All patients in this study underwent respiratory function testing at their initial medical examination. Using these results, patients were classified into either the COPD group (FEV1.0% ≤ 70%) (241 patients) or the non-COPD group (FEV1.0% > 70%) (193 patients). At this time, the severity of COPD was also evaluated based on the GOLD criteria [15].

Regardless of study group, all patients who smoked were counseled regarding smoking cessation beginning at their initial medical examination. In addition, all study patients received preoperative respiratory rehabilitation with an incentive spirometer (COACH 2™; Smiths Medical, Minneapolis, MN, USA). Patients in the COPD group also initiated inhalation therapy with either a LAMA (COPD-LAMA group; 51 patients; April 2010 to July 2012), an ICS/LABA (COPD-ICS/LABA group; 112 patients; August 2012 to January 2016), or a LAMA/LABA (COPD-LAMA/LABA group; 78 patients; February 2016 to March 2020), with modifications in pharmacotherapy regimens as drugs became available. The choice of drug was determined only by the launch date of the drug, and only one drug was used during a specific period. The drug was prescribed according to the results of respiratory function testing at the initial examination and was used until admission for surgery. The dosage and administration volume of the inhalant used in this study were as per manufacturer’s instructions. Therapeutic interventions were stopped just before surgery, and no study-related postoperative therapeutic interventions were performed owing to poor medication compliance because the majority of patients had mild COPD and lacked subjective symptoms.

Additional respiratory function testing was performed immediately before surgery, at 1 month after surgery, and at 6 months after surgery. A flowchart of the protocol used for respiratory function testing and treatment in study patients is presented in Fig. 1.

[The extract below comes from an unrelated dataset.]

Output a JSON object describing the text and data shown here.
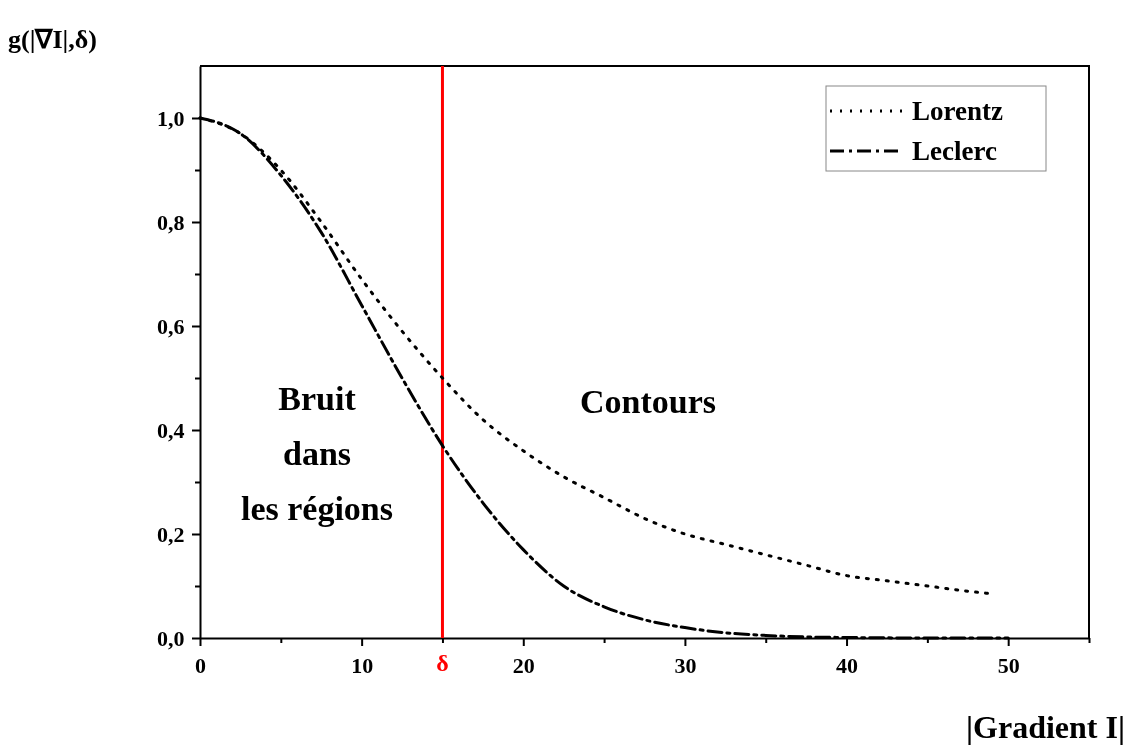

Study flowchart showing the clinical protocol for performing respiratory function testing of study patients. COPD, chronic obstructive pulmonary disease; FEV1.0, forced expiratory volume in 1.0 s; ICS, inhaled corticosteroid; LABA, long-acting β2-agonist; LAMA, long-acting muscarinic antagonist

Patient age; sex; history of hypertension, diabetes, and/or smoking; duration of the preoperative intervention; vital capacity (VC) and %VC; FEV1.0, %FEV1.0, and FEV1.0%; %DLco at the initial visit, pathological diagnosis (adenocarcinoma, squamous cell carcinoma, and other pathologic type) were compared between the four study groups (non-COPD, COPD-LAMA, COPD-ICS/LABA, and COPD-LAMA/LABA). Initial GOLD stages were also compared between the three COPD subgroups (COPD-LAMA, COPD-ICS/LABA, and COPD-LAMA/LABA).

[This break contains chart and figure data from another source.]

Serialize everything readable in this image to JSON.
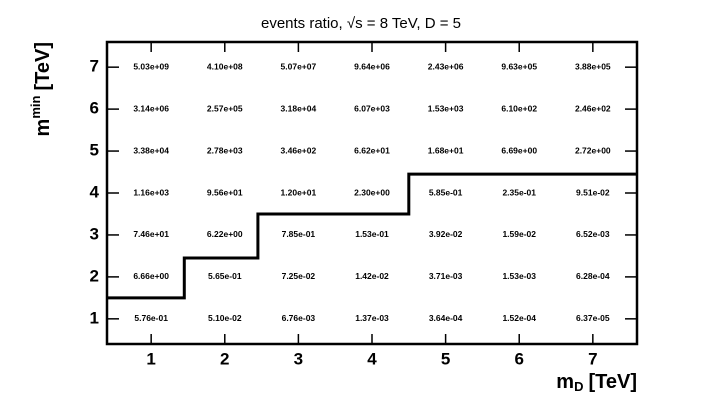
{
  "chart_data": {
    "type": "text2d",
    "title": "events ratio, √s = 8 TeV, D = 5",
    "xlabel": {
      "base": "m",
      "sub": "D",
      "unit": "[TeV]"
    },
    "ylabel": {
      "base": "m",
      "sup": "min",
      "unit": "[TeV]"
    },
    "xlim": [
      0.4,
      7.6
    ],
    "ylim": [
      0.4,
      7.6
    ],
    "xticks": [
      1,
      2,
      3,
      4,
      5,
      6,
      7
    ],
    "yticks": [
      1,
      2,
      3,
      4,
      5,
      6,
      7
    ],
    "x": [
      1,
      2,
      3,
      4,
      5,
      6,
      7
    ],
    "y": [
      1,
      2,
      3,
      4,
      5,
      6,
      7
    ],
    "values": [
      [
        0.576,
        0.051,
        0.00676,
        0.00137,
        0.000364,
        0.000152,
        6.37e-05
      ],
      [
        6.66,
        0.565,
        0.0725,
        0.0142,
        0.00371,
        0.00153,
        0.000628
      ],
      [
        74.6,
        6.22,
        0.785,
        0.153,
        0.0392,
        0.0159,
        0.00652
      ],
      [
        1160,
        95.6,
        12.0,
        2.3,
        0.585,
        0.235,
        0.0951
      ],
      [
        33800,
        2780,
        346,
        66.2,
        16.8,
        6.69,
        2.72
      ],
      [
        3140000,
        257000,
        31800,
        6070,
        1530,
        610,
        246
      ],
      [
        5030000000,
        410000000,
        50700000,
        9640000,
        2430000,
        963000,
        388000
      ]
    ],
    "value_labels": [
      [
        "5.76e-01",
        "5.10e-02",
        "6.76e-03",
        "1.37e-03",
        "3.64e-04",
        "1.52e-04",
        "6.37e-05"
      ],
      [
        "6.66e+00",
        "5.65e-01",
        "7.25e-02",
        "1.42e-02",
        "3.71e-03",
        "1.53e-03",
        "6.28e-04"
      ],
      [
        "7.46e+01",
        "6.22e+00",
        "7.85e-01",
        "1.53e-01",
        "3.92e-02",
        "1.59e-02",
        "6.52e-03"
      ],
      [
        "1.16e+03",
        "9.56e+01",
        "1.20e+01",
        "2.30e+00",
        "5.85e-01",
        "2.35e-01",
        "9.51e-02"
      ],
      [
        "3.38e+04",
        "2.78e+03",
        "3.46e+02",
        "6.62e+01",
        "1.68e+01",
        "6.69e+00",
        "2.72e+00"
      ],
      [
        "3.14e+06",
        "2.57e+05",
        "3.18e+04",
        "6.07e+03",
        "1.53e+03",
        "6.10e+02",
        "2.46e+02"
      ],
      [
        "5.03e+09",
        "4.10e+08",
        "5.07e+07",
        "9.64e+06",
        "2.43e+06",
        "9.63e+05",
        "3.88e+05"
      ]
    ],
    "boundary": {
      "color": "#000000",
      "x": [
        0.4,
        1.45,
        1.45,
        2.45,
        2.45,
        4.5,
        4.5,
        7.6
      ],
      "y": [
        1.5,
        1.5,
        2.45,
        2.45,
        3.5,
        3.5,
        4.45,
        4.45
      ]
    }
  }
}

The amount of change in FEV1.0 (i.e., FEV1.0 after intervention—FEV1.0 before intervention), amount of change in %FEV1.0 (i.e., %FEV1.0 after intervention—%FEV1.0 before intervention), and rate of change in FEV1.0 (i.e., FEV1.0 after intervention/FEV1.0 before intervention) in each group were also compared based on data from the initial visit, preoperative visit, and 1- and 6-month postoperative visits.

For patients undergoing lobectomies (with the exception of those undergoing segmentectomies, combined resections with surrounding organs, bi-lobectomies, bronchoplasties, or pneumonectomies), the amount of change in FEV1.0 and rate of change in FEV1.0 of each group immediately before surgery and at 1 and 6 months after surgery were compared with the FEV1.0 at the initial visit. Additionally, the rate of change in the FEV1.0 at 1 and 6 months after surgery was compared with the FEV1.0 values obtained immediately before surgery in all study groups.

Data are presented as the mean ± standard deviation or the median with interquartile range. Comparisons between two groups were assessed using Student’s t-tests for normally distributed variables. Comparisons between three or four groups were assessed using analysis of variance, with comparisons between each group assessed by the Tukey–Kramer method. A p-value of < 0.05 was considered reflective of statistical significance. The JMP software program, version 11 (SAS Institute Inc., Cary, NC, USA), was used for all statistical analyses.